O NOUS E O LOGOS[1]
O poeta Homero e o filósofo Platão não se expressam mediante a mesma
língua grega. O grego clássico de Platão já não é mais o mesmo grego com o qual
Homero escreveu. O grego de Homero era uma língua umbilicalmente ligada ao
sensível , suas cores e nuances , ao
passo que o grego clássico de Platão se torna uma língua representativa de
realidades mais abstratas, que apenas a razão pode alcançar.
Por exemplo, em Homero há pelo menos quatro palavras para designar o ato
de ver. E o ver em Homero também era acompanhado do thymós, isto é, de um afeto
que se expressava também nos olhos, na maneira de ver. Em Platão, desaparecem
essas nuances cognitivo-afetivas, permanecendo apenas um ver intelectualizado
enquanto “theoria[2]” (
base do conhecimento “teorético” em contraposição ao agir prático-ético).
Em Homero, Psiquê[3]
nunca se separa do corpo, a não ser em duas ocasiões : no desmaio, quando ela
sai e retorna ao corpo após um breve momento, e na morte, quando ela abandona
definitivamente o corpo. Quando o corpo se fere gravemente, a alma luta para
não se esvair pela abertura da ferida,
tal como o ar de um balão perfurado. Não
por acaso, a alma também é Pneuma: sopro ou hálito vital[4].
Mas enquanto estamos vivos, alma e corpo formam uma unidade inseparável.
É Platão quem separa alma e corpo, e dá a cada um uma pátria diferente.

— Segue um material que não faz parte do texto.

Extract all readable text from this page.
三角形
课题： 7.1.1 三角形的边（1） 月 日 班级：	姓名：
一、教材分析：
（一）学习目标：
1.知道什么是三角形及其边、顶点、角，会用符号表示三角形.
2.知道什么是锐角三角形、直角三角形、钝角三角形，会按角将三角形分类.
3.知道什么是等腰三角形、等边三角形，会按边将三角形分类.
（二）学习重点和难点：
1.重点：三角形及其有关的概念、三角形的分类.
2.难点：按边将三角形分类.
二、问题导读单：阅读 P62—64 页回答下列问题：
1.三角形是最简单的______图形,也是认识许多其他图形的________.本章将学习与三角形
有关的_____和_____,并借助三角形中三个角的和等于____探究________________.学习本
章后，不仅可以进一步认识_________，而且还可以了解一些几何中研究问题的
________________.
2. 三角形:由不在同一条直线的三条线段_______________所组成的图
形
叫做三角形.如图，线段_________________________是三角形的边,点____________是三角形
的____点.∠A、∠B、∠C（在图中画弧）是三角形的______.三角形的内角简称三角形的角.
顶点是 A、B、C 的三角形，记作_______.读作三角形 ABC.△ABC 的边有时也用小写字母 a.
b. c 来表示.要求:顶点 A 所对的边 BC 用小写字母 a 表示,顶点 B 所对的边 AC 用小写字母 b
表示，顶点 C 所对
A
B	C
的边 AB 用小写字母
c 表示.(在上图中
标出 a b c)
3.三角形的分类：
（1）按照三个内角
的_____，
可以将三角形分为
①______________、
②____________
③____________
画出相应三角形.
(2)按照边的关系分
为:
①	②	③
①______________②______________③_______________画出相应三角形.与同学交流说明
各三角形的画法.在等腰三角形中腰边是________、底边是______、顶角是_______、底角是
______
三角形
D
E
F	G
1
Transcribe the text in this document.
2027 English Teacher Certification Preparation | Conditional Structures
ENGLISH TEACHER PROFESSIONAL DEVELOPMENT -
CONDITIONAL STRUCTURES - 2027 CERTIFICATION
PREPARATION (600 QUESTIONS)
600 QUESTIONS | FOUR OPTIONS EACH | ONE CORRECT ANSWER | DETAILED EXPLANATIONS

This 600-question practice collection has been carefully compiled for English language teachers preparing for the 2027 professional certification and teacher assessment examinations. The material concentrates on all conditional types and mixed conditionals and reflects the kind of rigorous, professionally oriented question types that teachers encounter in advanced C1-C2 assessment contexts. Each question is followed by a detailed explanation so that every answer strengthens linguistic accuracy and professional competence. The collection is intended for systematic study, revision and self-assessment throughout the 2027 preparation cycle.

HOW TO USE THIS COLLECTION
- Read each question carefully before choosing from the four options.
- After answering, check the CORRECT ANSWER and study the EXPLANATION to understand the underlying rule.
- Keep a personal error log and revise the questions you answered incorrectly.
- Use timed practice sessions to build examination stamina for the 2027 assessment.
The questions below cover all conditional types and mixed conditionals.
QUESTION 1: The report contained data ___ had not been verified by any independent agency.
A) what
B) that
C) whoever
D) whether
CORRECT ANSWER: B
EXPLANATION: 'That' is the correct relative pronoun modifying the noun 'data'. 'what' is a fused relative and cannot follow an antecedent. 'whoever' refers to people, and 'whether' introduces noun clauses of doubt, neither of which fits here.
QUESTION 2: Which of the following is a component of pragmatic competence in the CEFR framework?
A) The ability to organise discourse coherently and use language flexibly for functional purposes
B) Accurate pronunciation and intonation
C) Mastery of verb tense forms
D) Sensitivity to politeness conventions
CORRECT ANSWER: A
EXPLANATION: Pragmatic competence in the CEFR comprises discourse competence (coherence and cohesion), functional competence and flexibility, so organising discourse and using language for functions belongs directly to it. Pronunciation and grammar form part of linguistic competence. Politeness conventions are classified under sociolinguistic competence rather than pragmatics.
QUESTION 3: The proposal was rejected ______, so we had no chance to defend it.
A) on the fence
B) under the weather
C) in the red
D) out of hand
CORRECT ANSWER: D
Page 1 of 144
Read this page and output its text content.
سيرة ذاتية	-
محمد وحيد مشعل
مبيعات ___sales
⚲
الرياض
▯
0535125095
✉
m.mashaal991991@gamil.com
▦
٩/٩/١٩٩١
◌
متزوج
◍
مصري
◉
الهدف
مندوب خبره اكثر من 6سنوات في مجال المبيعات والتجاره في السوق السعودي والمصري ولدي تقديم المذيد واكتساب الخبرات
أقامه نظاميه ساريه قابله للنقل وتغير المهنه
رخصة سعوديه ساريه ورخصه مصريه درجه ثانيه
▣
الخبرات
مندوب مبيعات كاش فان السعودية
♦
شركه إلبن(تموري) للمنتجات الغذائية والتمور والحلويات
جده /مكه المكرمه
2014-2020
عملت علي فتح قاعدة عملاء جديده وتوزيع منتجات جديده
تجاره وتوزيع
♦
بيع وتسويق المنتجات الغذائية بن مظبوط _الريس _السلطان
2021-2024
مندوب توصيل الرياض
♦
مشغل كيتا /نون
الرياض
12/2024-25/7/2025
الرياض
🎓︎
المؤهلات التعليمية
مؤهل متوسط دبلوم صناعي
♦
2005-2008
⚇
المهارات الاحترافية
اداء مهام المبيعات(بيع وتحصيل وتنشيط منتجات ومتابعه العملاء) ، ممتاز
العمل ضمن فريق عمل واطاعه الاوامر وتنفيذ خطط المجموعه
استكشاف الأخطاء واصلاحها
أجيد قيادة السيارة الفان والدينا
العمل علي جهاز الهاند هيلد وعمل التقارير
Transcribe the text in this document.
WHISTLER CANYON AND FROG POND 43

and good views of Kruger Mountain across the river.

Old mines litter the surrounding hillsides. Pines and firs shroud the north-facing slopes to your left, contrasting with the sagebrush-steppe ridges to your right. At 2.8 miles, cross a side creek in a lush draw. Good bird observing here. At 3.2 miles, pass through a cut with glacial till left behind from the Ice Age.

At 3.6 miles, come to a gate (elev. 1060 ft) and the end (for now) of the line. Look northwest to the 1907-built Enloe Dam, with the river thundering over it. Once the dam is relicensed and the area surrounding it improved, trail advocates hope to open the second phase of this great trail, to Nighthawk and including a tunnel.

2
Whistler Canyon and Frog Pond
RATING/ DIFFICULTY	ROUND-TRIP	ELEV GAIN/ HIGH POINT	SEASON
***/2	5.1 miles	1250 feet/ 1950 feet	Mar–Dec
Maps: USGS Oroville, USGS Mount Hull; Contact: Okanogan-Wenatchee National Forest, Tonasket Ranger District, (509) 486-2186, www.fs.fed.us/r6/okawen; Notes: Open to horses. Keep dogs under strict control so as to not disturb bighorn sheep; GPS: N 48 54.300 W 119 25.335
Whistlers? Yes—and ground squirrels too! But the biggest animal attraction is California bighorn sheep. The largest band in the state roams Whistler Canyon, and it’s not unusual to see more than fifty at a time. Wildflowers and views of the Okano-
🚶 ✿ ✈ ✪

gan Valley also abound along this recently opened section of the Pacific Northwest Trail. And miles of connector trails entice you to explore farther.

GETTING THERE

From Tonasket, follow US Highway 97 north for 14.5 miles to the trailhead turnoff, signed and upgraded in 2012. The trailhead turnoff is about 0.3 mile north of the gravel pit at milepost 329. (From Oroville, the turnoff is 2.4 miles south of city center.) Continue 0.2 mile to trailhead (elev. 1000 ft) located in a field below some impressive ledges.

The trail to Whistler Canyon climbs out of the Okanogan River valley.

Enquanto a pátria do corpo é o mundo sensível da matéria e do devir, a alma
nesse mundo é uma mera cativa que somente se liberta quando morre e retorna à
sua Ítaca[5]
Celeste.
Segundo Homero, a alma possui duas
“partes”: o Nous e o Thymós. Enquanto o Nous é uma parte que vê as imagens, o
Thymós está ligado ao afeto. O Nous não entra em contato com o conceito, pois
conceito não é imagem. Quando a filosofia surgir, quem apreenderá
o conceito será o Logos ou Razão. Contudo, o Nous não desaparece com o
surgimento da filosofia: ao contrário, ele se tornará o “olho da alma” que intui[6]
diretamente a realidade. Fiel à sua origem, o Nous nunca deixa o pensar poético
que se expressa por imagens – ou por “iluminuras” , dirá o poeta Manoel de
Barros.
Não há uma localização específica para o thymós, porém ele aparece
frequentemente associado ao coração , ao passo que o Nous tem sede na cabeça,
uma cabeça pensativa que pensa por imagens ( não como as imagens da imaginação).
Em Homero , como em todo pensar poético, Nous e thymós andam juntos , de tal
modo que também há pensamentos no coração , assim como afetos
pensáveis-sentidos , tal como em Fernando Pessoa, que dizia sentir não com a sensibilidade e sim
com o pensamento.
Logos é o “pastor do ser”[7]:
ele recolhe diferenças individuais e as
unifica na identidade do conceito. Nous não é um pastor, ele é como um pintor:
ele pinta a singularidade de cada realidade que intui.
O mundo espiritual ( mundo do Pneuma-hálito vital, sopro da vida) não é
apenas razão, ele também é pensamento ( Nous) e thymós ( afeto).
[1]
Este texto é um comentário ao capítulo 1 (
“O homem na concepção de Homero”) do livro A cultura grega e as origens
do pensamento europeu, de Bruno Snell ( São Paulo, Editora Perspectiva,
2012).
[2]
Mas o mito sobre o nascimento da “theoria” não se confunde com a
ideia de “teorético” tal como está em Platão e, sobretudo, Aristóteles.
[3]
Lembrando que há várias interpretações acerca do mito de Psiquê ( e não apenas
a de Homero).
[4]
Segundo Snell, p. 9.
[5] Na
Odisseia, de Homero, Ítaca era a terra natal para a qual Ulisses queria retornar.
[6]
Enquanto o Logos é discursivo, ou a “boca da razão”, o Nous é intuitivo e
“silencioso”, dirá Plotino. O Nous é os “olhos do pensamento”.
[7]
Esta ideia de que o Logos é o “pastor do ser” foi desenvolvida por
Heidegger. Assim como o pastor reúne
diferentes ovelhas para formar um rebanho , o Logos emprega o conceito para
reunir e dar identidade única a diferentes indivíduos compreendidos sob o
conceito. Por exemplo, a experiência me mostra várias cadeiras diferentes:
algumas são de madeira, outras de ferro. Porém o conceito de cadeira abstrai
essas diferenças para representar apenas a forma-cadeira enquanto princípio de
identidade que reúne o diverso e o unifica.